Officials at a safari park in the eastern Chinese city of Hangzhou have apologized after three leopards escaped late last month and no one notified the public.
According to a statement by Hangzhou’s vice mayor, translated to English by NBC News, the leopards escaped on April 19. The zoo kept news of their disappearance quiet, however, citing concerns it might diminish visitors to the park during a busy holiday week.
Hangzhou Safari Park saw roughly 50,000 visitors a day during that period, the South China Morning News reports. The city itself has a population of around 10 million people.
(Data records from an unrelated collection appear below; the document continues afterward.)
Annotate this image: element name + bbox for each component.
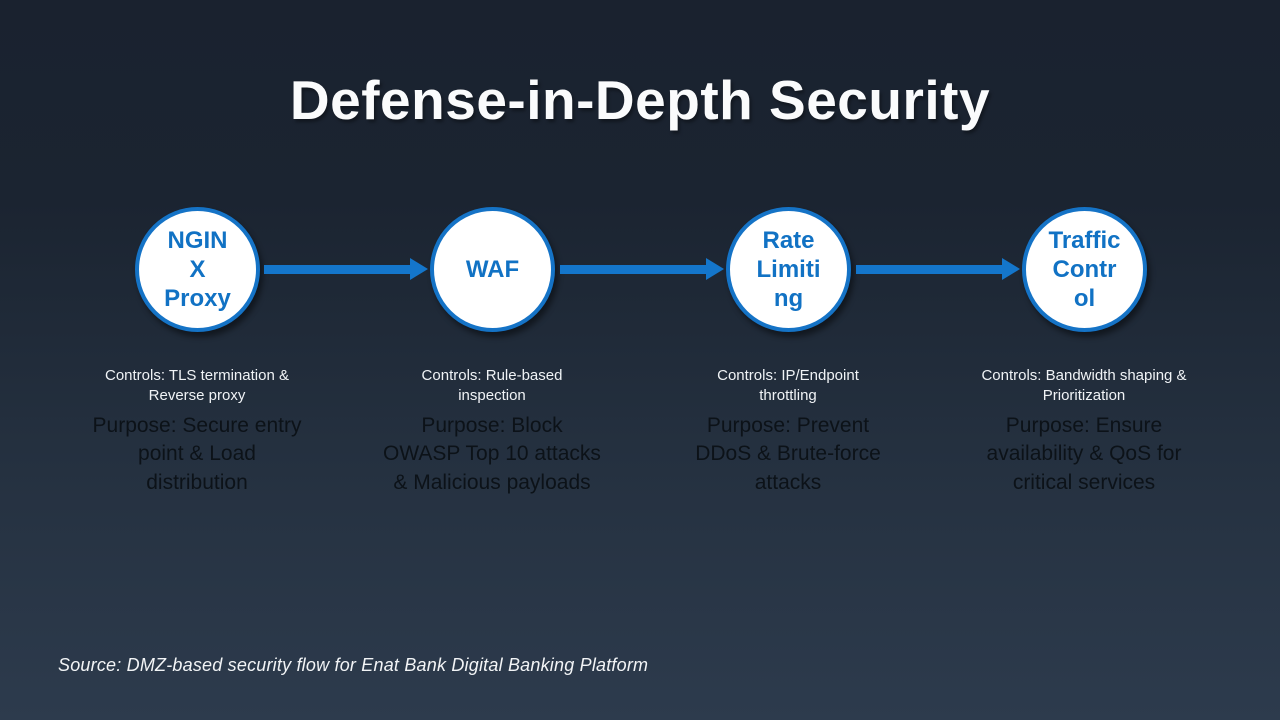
stage-description-rate-limiting: Controls: IP/Endpoint throttling Purpose…	[648, 366, 928, 498]
purpose-text-traffic-control: Purpose: Ensure availability & QoS for c…	[986, 413, 1182, 495]
node-label-rate-limiting: Rate Limiti ng	[756, 226, 821, 313]
node-label-waf: WAF	[465, 255, 520, 283]
controls-text-traffic-control: Controls: Bandwidth shaping & Prioritiza…	[981, 367, 1187, 405]
node-label-traffic-control: Traffic Contr ol	[1048, 226, 1121, 313]
flow-node-traffic-control: Traffic Contr ol	[1022, 207, 1147, 332]
purpose-text-waf: Purpose: Block OWASP Top 10 attacks & Ma…	[383, 413, 601, 495]
controls-text-rate-limiting: Controls: IP/Endpoint throttling	[717, 367, 859, 405]
flow-node-nginx-proxy: NGIN X Proxy	[135, 207, 260, 332]
stage-description-traffic-control: Controls: Bandwidth shaping & Prioritiza…	[944, 366, 1224, 498]
stage-description-waf: Controls: Rule-based inspection Purpose:…	[352, 366, 632, 498]
controls-text-waf: Controls: Rule-based inspection	[421, 367, 563, 405]
flow-arrow-2	[560, 258, 724, 280]
purpose-text-rate-limiting: Purpose: Prevent DDoS & Brute-force atta…	[695, 413, 881, 495]
purpose-text-nginx-proxy: Purpose: Secure entry point & Load distr…	[92, 413, 302, 495]
slide-title: Defense-in-Depth Security	[289, 69, 991, 131]
flow-node-waf: WAF	[430, 207, 555, 332]
source-caption: Source: DMZ-based security flow for Enat…	[58, 655, 649, 675]
flow-arrow-1	[264, 258, 428, 280]
flow-node-rate-limiting: Rate Limiti ng	[726, 207, 851, 332]
stage-description-nginx-proxy: Controls: TLS termination & Reverse prox…	[57, 366, 337, 498]
flow-arrow-3	[856, 258, 1020, 280]
node-label-nginx-proxy: NGIN X Proxy	[164, 226, 231, 313]
controls-text-nginx-proxy: Controls: TLS termination & Reverse prox…	[105, 367, 289, 405]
The zoo denied any sort of security breach even after residents in the area reported spotting leopards to police on May 1, the state-owned news source Global Times reports.
Those reports were corroborated by surveillance video of a large cat roaming a residential area just east of the zoo and a photo of another leopard in the nearby Zhuantang Mountain Forest.
It wasn’t until May 8 that Hangzhou Safari Park acknowledged it was the source of the mystery leopards. In a statement, the zoo said it was “sincerely sorry” and tried to downplay the animals’ threat to the public, noting they were juvenile leopards and therefore “less aggressive.”
The Shanghai Daily, also a state-owned news source, reports that police have detained five zoo employees and that two of the three animals have since been recaptured.
China’s zoos have long faced criticism for poor conditions and neglectful upkeep, imperiling both the animals in their care and the zookeepers who care for them.